Gerek iş, gerekse ilim alanında kadınların kendi aralarında gelişme sağlamaları mümkündür. Yalnız kadınların bulunduğu iş alanları ve yalnız kadınların öğrenim ve öğretim yaptığı okullar her zaman ve heryerde olağandır.

Bunu kabul etmemek ve aralarında mutlaka erkeklerin olması gerektiğinde ısrar etmek kadınların tam bir insan olduklarını inkâr etmek manasına gelir ki bu islâm'dan önce cahiliyye dönemi insanına has bir tavırdır.

İlmi çalışmaların diğer bir yönü de müsait zaman meselesidir. Kapalı kadın evlendiğinde kocasıyla meşgul olmak ve ev işleri yapmak zorundadır. Arta kalan gayet geniş zamanında ise pek rahat bir şekilde ilmi çalışmalarla meşgul olabilir.

Açılan kadının ise bütün bunların dışında bir de kendisini erkeklere güzel bir görünün içinde arzetme ve onların beğenisini kazanmaya çalışma derdi vardır.

Böylece onun süse düşkünlüğü ve kocası dışındaki erkeklerle kurduğu ilişkiler hayatında oldukça kabarık bir yer işgal eder ve onun ilmi çalışmalar için ayırabileceği vakitleri sorumsuzca harcamasna yol açar.

Avrupa'da kadının bu tavrı neredeyse toplumun ayrılmaz bir parçası durumuna geldiği için kaybolan zaman pek dikkati çekmez. Fakat bu, değişim sürecine henüz giren Türkiye'de ve geri bırakılmış üçüncü dünya ülkelerinde en bariz çıplaklığıyla görülmektedir.

Açılan kadın vaktini dolduran bu sapık, faydasız ve fantazi işlerden dolayı ilmi çalışmalara çoğu kez hiç fırsat bulamaz.

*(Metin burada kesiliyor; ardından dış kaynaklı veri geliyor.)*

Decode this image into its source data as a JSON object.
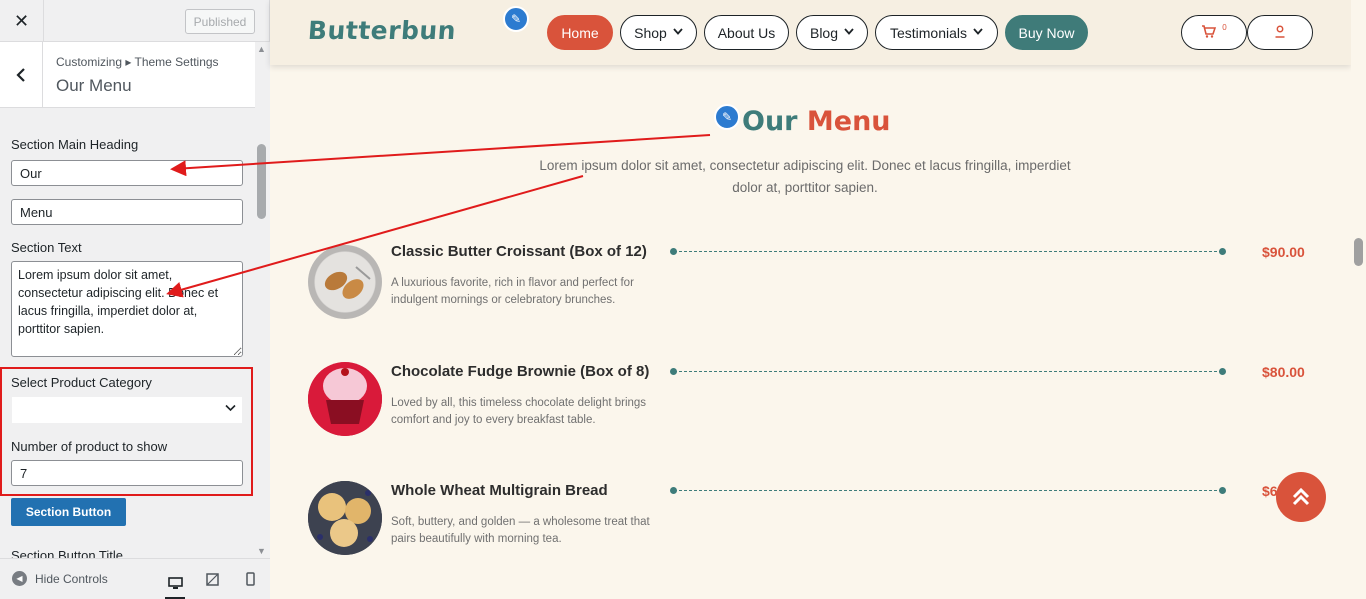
{
  "customizer": {
    "close_icon": "close-icon",
    "published_label": "Published",
    "breadcrumb": "Customizing ▸ Theme Settings",
    "section_title": "Our Menu",
    "fields": {
      "main_heading_label": "Section Main Heading",
      "main_heading_part1": "Our",
      "main_heading_part2": "Menu",
      "section_text_label": "Section Text",
      "section_text_value": "Lorem ipsum dolor sit amet, consectetur adipiscing elit. Donec et lacus fringilla, imperdiet dolor at, porttitor sapien.",
      "category_label": "Select Product Category",
      "category_value": "",
      "count_label": "Number of product to show",
      "count_value": "7",
      "section_button_label": "Section Button",
      "button_title_label": "Section Button Title"
    },
    "footer": {
      "hide_controls_label": "Hide Controls",
      "devices": [
        "desktop-icon",
        "tablet-icon",
        "mobile-icon"
      ]
    }
  },
  "site": {
    "logo": "Butterbun",
    "nav": [
      {
        "label": "Home",
        "has_dropdown": false,
        "active": true
      },
      {
        "label": "Shop",
        "has_dropdown": true
      },
      {
        "label": "About Us",
        "has_dropdown": false
      },
      {
        "label": "Blog",
        "has_dropdown": true
      },
      {
        "label": "Testimonials",
        "has_dropdown": true
      },
      {
        "label": "Buy Now",
        "has_dropdown": false
      }
    ],
    "cart_count": "0",
    "colors": {
      "accent": "#d9533b",
      "teal": "#3e7c7a",
      "bg": "#fbf6ec"
    }
  },
  "menu_section": {
    "heading_part1": "Our",
    "heading_part2": "Menu",
    "text": "Lorem ipsum dolor sit amet, consectetur adipiscing elit. Donec et lacus fringilla, imperdiet dolor at, porttitor sapien.",
    "items": [
      {
        "title": "Classic Butter Croissant (Box of 12)",
        "desc": "A luxurious favorite, rich in flavor and perfect for indulgent mornings or celebratory brunches.",
        "price": "$90.00"
      },
      {
        "title": "Chocolate Fudge Brownie (Box of 8)",
        "desc": "Loved by all, this timeless chocolate delight brings comfort and joy to every breakfast table.",
        "price": "$80.00"
      },
      {
        "title": "Whole Wheat Multigrain Bread",
        "desc": "Soft, buttery, and golden — a wholesome treat that pairs beautifully with morning tea.",
        "price": "$6"
      }
    ]
  }
}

Diğer bir mesele de kadınların, "Ben hür ve modern bir, insanım, örtünün daracık sınırları içine hapsedilememem, kara bir çarşafa giremem, dilediğim gibi soyunurum" demeleridir.

Bu söz de hürriyet kelimesinin anlaşamamasından doğan bir hezeyandır.

Hürriyet, basit sınırlarıyla belli haklardan yararlanmak ve toplumsal faaliyetlere katılabilmektir. Hür olmayan kişi ise hakları elinden alınmış veya toplumsal faaliyetleri sınırlandırılmış kişilerdir.

Evet, acaba örtünen kadın bu haklarından hangisini kaybetmiştir? Bir erkekle eşit şartlarda muhakeme hakkını mı, alım satım hakkını mı, okuma yazma hakkım mı yoksa ilmi, fikri, içtimâi hâdiselerle ilgilenip seviyesince katılma hakkını mı?

Hayır, İslâm, bu kitabın değişik konularında açıklandığı üzere bu faaliyetlerin tümünü belli ölçüler dahilinde serbest bırakmştır.

Yok eğer kaybedilen hak soyunma hakkı ise bu bir nimet değil mihnettir. Modernistlerin daima soyunmayı gündeme getirmeleri kadının hürriyeti hakkındaki bir endişeden dolayı değil sadece ve sadece her an şehvetlerini tatmin için uygun vücutları bulabilme, kadından diledikleri gibi yararlanabilme arzusudur.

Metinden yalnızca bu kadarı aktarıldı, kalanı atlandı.